Le 13 mai dernier est sorti le troisième ouvrage de la collection que nous dirigeons, en collaboration avec les éditions Les Liens qui Libèrent : Frustration X LLL. Cette collection a pour but de rendre accessible des analyses, des documents et des théories critiques de l’ordre dominant, dans des livres à la fois radicaux et clairs, à mettre dans toutes les mains.
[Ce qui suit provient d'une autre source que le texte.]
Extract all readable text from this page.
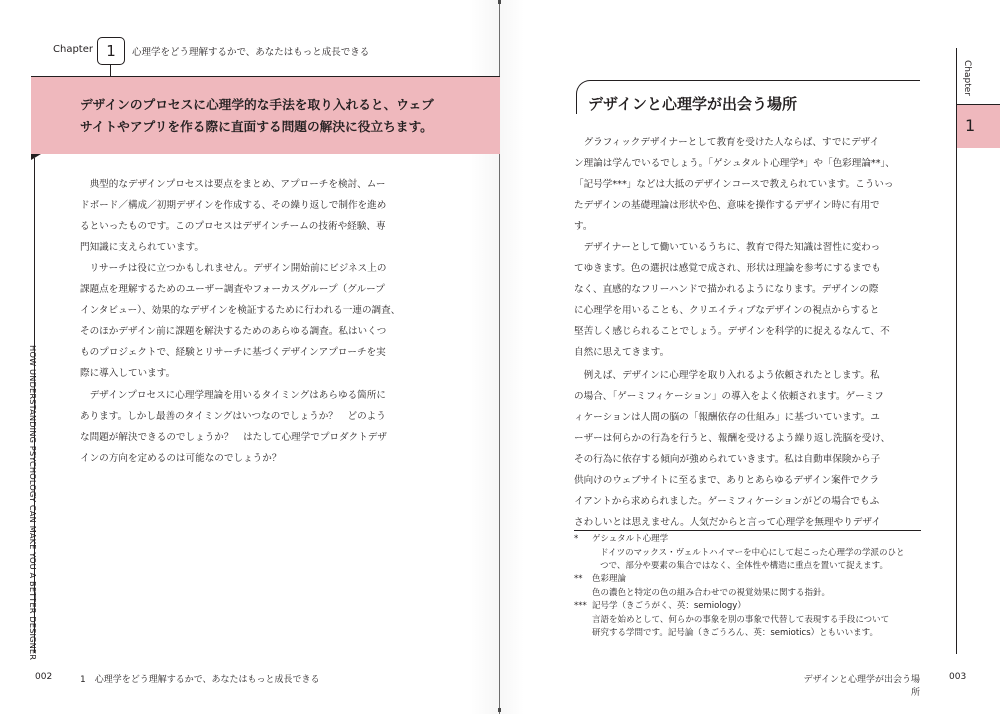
Chapter 1	心理学をどう理解するかで、あなたはもっと成長できる
HOW UNDERSTANDING PSYCHOLOGY CAN MAKE YOU A BETTER DESIGNER
デザインのプロセスに心理学的な手法を取り入れると、ウェブ
サイトやアプリを作る際に直面する問題の解決に役立ちます。
　典型的なデザインプロセスは要点をまとめ、アプローチを検討、ムー
ドボード／構成／初期デザインを作成する、その繰り返しで制作を進め
るといったものです。このプロセスはデザインチームの技術や経験、専
門知識に支えられています。
　リサーチは役に立つかもしれません。デザイン開始前にビジネス上の
課題点を理解するためのユーザー調査やフォーカスグループ（グループ
インタビュー）、効果的なデザインを検証するために行われる一連の調査、
そのほかデザイン前に課題を解決するためのあらゆる調査。私はいくつ
ものプロジェクトで、経験とリサーチに基づくデザインアプローチを実
際に導入しています。
　デザインプロセスに心理学理論を用いるタイミングはあらゆる箇所に
あります。しかし最善のタイミングはいつなのでしょうか？　どのよう
な問題が解決できるのでしょうか？　はたして心理学でプロダクトデザ
インの方向を定めるのは可能なのでしょうか？
002	1　心理学をどう理解するかで、あなたはもっと成長できる
デザインと心理学が出会う場所
　グラフィックデザイナーとして教育を受けた人ならば、すでにデザイ
ン理論は学んでいるでしょう。「ゲシュタルト心理学*」や「色彩理論**」、
「記号学***」などは大抵のデザインコースで教えられています。こういっ
たデザインの基礎理論は形状や色、意味を操作するデザイン時に有用で
す。
　デザイナーとして働いているうちに、教育で得た知識は習性に変わっ
てゆきます。色の選択は感覚で成され、形状は理論を参考にするまでも
なく、直感的なフリーハンドで描かれるようになります。デザインの際
に心理学を用いることも、クリエイティブなデザインの視点からすると
堅苦しく感じられることでしょう。デザインを科学的に捉えるなんて、不
自然に思えてきます。
　例えば、デザインに心理学を取り入れるよう依頼されたとします。私
の場合、「ゲーミフィケーション」の導入をよく依頼されます。ゲーミフ
ィケーションは人間の脳の「報酬依存の仕組み」に基づいています。ユ
ーザーは何らかの行為を行うと、報酬を受けるよう繰り返し洗脳を受け、
その行為に依存する傾向が強められていきます。私は自動車保険から子
供向けのウェブサイトに至るまで、ありとあらゆるデザイン案件でクラ
イアントから求められました。ゲーミフィケーションがどの場合でもふ
さわしいとは思えません。人気だからと言って心理学を無理やりデザイ
* ゲシュタルト心理学
ドイツのマックス・ヴェルトハイマーを中心にして起こった心理学の学派のひと
つで、部分や要素の集合ではなく、全体性や構造に重点を置いて捉えます。
** 色彩理論
色の濃色と特定の色の組み合わせでの視覚効果に関する指針。
*** 記号学（きごうがく、英：semiology）
言語を始めとして、何らかの事象を別の事象で代替して表現する手段について
研究する学問です。記号論（きごうろん、英：semiotics）ともいいます。
デザインと心理学が出会う場所
003
Chapter
1
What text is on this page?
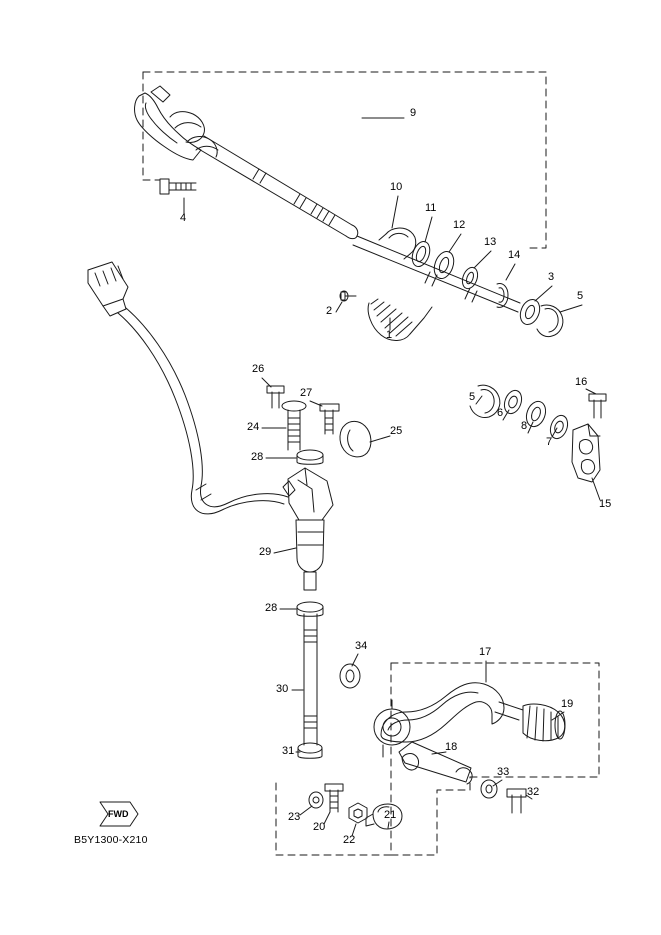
9
4
10
11
12
13
14
3
5
2
1
26
27
24	25
28
5
6
8
7
16
15
29
28
34	17
19
30
31	18
33
32
23
20
22
21
FWD
B5Y1300-X210
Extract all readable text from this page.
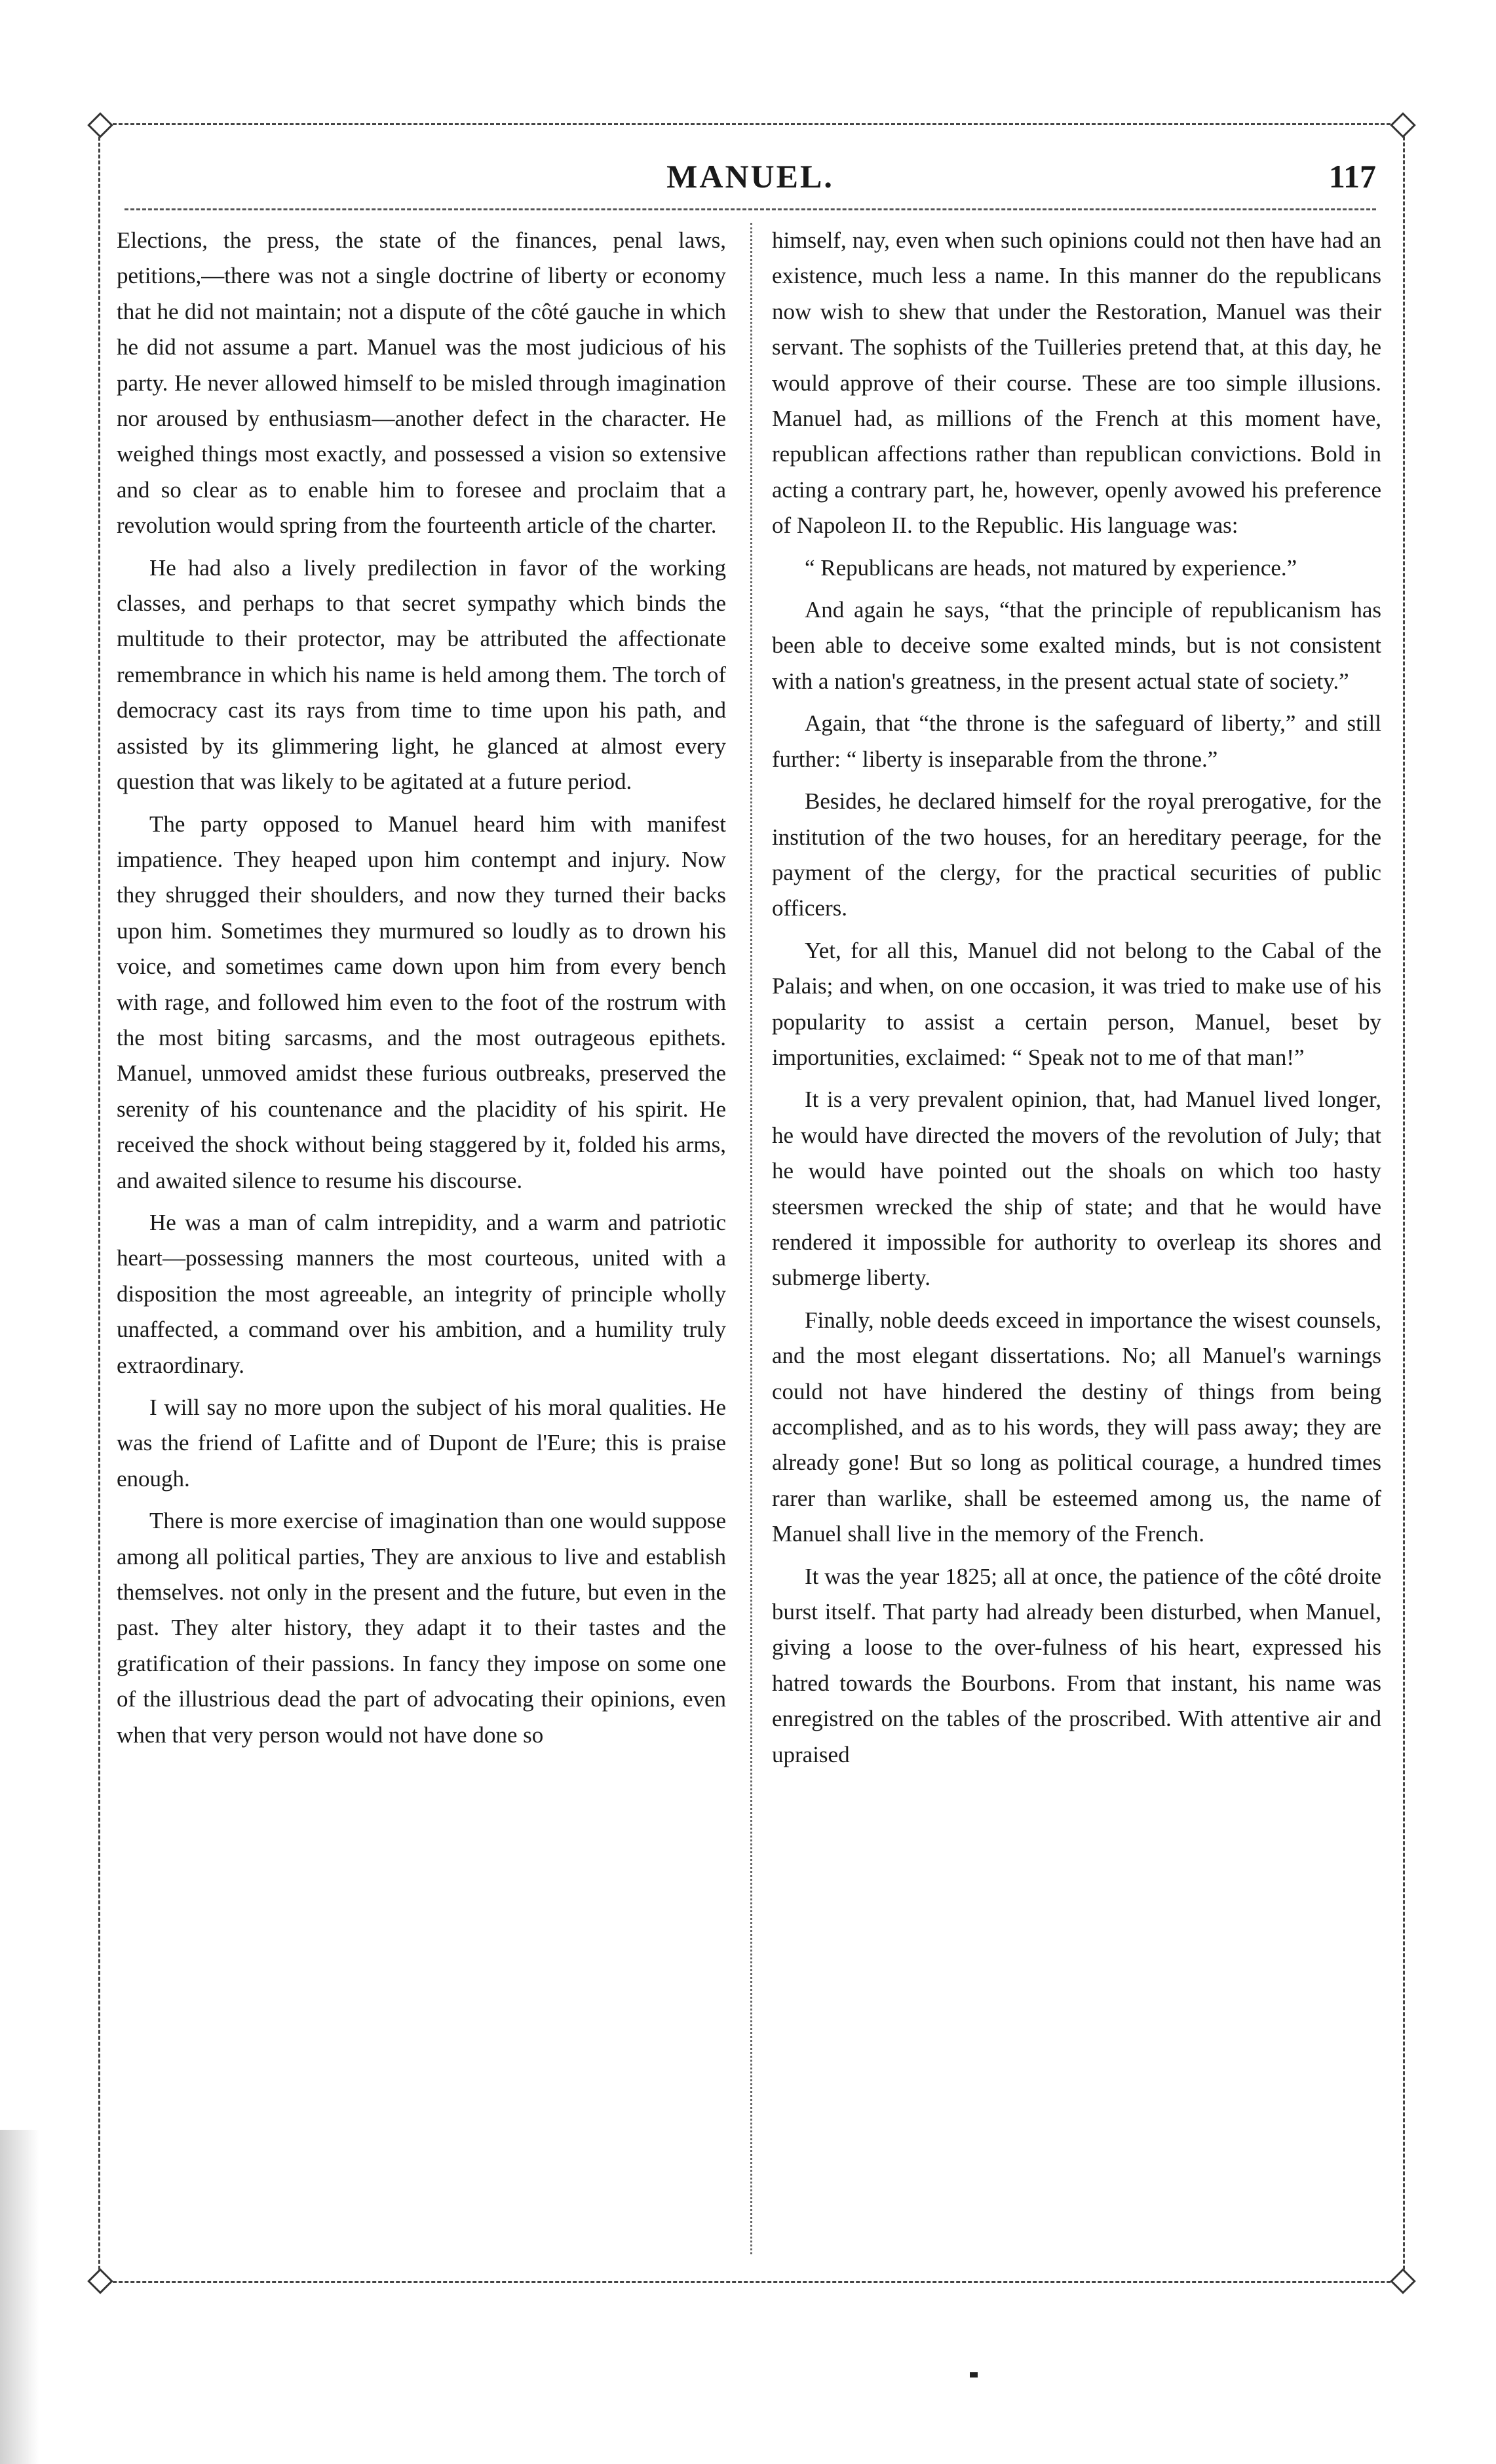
MANUEL.	117

Elections, the press, the state of the finances, penal laws, petitions,—there was not a single doctrine of liberty or economy that he did not maintain; not a dispute of the côté gauche in which he did not assume a part. Manuel was the most judicious of his party. He never allowed himself to be misled through imagination nor aroused by enthusiasm—another defect in the character. He weighed things most exactly, and possessed a vision so extensive and so clear as to enable him to foresee and proclaim that a revolution would spring from the fourteenth article of the charter.

He had also a lively predilection in favor of the working classes, and perhaps to that secret sympathy which binds the multitude to their protector, may be attributed the affectionate remembrance in which his name is held among them. The torch of democracy cast its rays from time to time upon his path, and assisted by its glimmering light, he glanced at almost every question that was likely to be agitated at a future period.

The party opposed to Manuel heard him with manifest impatience. They heaped upon him contempt and injury. Now they shrugged their shoulders, and now they turned their backs upon him. Sometimes they murmured so loudly as to drown his voice, and sometimes came down upon him from every bench with rage, and followed him even to the foot of the rostrum with the most biting sarcasms, and the most outrageous epithets. Manuel, unmoved amidst these furious outbreaks, preserved the serenity of his countenance and the placidity of his spirit. He received the shock without being staggered by it, folded his arms, and awaited silence to resume his discourse.

He was a man of calm intrepidity, and a warm and patriotic heart—possessing manners the most courteous, united with a disposition the most agreeable, an integrity of principle wholly unaffected, a command over his ambition, and a humility truly extraordinary.

I will say no more upon the subject of his moral qualities. He was the friend of Lafitte and of Dupont de l'Eure; this is praise enough.

There is more exercise of imagination than one would suppose among all political parties, They are anxious to live and establish themselves. not only in the present and the future, but even in the past. They alter history, they adapt it to their tastes and the gratification of their passions. In fancy they impose on some one of the illustrious dead the part of advocating their opinions, even when that very person would not have done so

himself, nay, even when such opinions could not then have had an existence, much less a name. In this manner do the republicans now wish to shew that under the Restoration, Manuel was their servant. The sophists of the Tuilleries pretend that, at this day, he would approve of their course. These are too simple illusions. Manuel had, as millions of the French at this moment have, republican affections rather than republican convictions. Bold in acting a contrary part, he, however, openly avowed his preference of Napoleon II. to the Republic. His language was:

“ Republicans are heads, not matured by experience.”

And again he says, “that the principle of republicanism has been able to deceive some exalted minds, but is not consistent with a nation's greatness, in the present actual state of society.”

Again, that “the throne is the safeguard of liberty,” and still further: “ liberty is inseparable from the throne.”

Besides, he declared himself for the royal prerogative, for the institution of the two houses, for an hereditary peerage, for the payment of the clergy, for the practical securities of public officers.

Yet, for all this, Manuel did not belong to the Cabal of the Palais; and when, on one occasion, it was tried to make use of his popularity to assist a certain person, Manuel, beset by importunities, exclaimed: “ Speak not to me of that man!”

It is a very prevalent opinion, that, had Manuel lived longer, he would have directed the movers of the revolution of July; that he would have pointed out the shoals on which too hasty steersmen wrecked the ship of state; and that he would have rendered it impossible for authority to overleap its shores and submerge liberty.

Finally, noble deeds exceed in importance the wisest counsels, and the most elegant dissertations. No; all Manuel's warnings could not have hindered the destiny of things from being accomplished, and as to his words, they will pass away; they are already gone! But so long as political courage, a hundred times rarer than warlike, shall be esteemed among us, the name of Manuel shall live in the memory of the French.

It was the year 1825; all at once, the patience of the côté droite burst itself. That party had already been disturbed, when Manuel, giving a loose to the over-fulness of his heart, expressed his hatred towards the Bourbons. From that instant, his name was enregistred on the tables of the proscribed. With attentive air and upraised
Dans Autogestion générale, Guillaume Etiévant, expert économique auprès des syndicalistes et co-rédacteur en chef de notre magazine, propose, à partir de plusieurs exemples historiques dont il s’inspire, une méthode de sortie du capitalisme. Voici quelques extraits du livre qui en résument la dynamique.

Je ne crois pas qu’il soit possible d’instaurer par décret une autogestion généralisée. Dans le contexte actuel, comme je l’ai dit précédemment, elle n’apparaît que dans deux situations : lorsque des créateurs d’entreprise choisissent délibérément ce mode de gestion dès la fondation de leur activité, ou lorsque des salariés menacés par la fermeture d’une entreprise arrivent à la reprendre collectivement pour la sauver. Dans la situation présente, il faut donc réfléchir à des revendications transitoires, susceptibles d’être portées par les salariés au sein même des entreprises et, idéalement, intégrées à des programmes politiques, même si cela prendra du temps, compte tenu de la faible propension des partis actuellement à défendre des mesures anticapitalistes et de leurs chances très limitées d’accéder au pouvoir.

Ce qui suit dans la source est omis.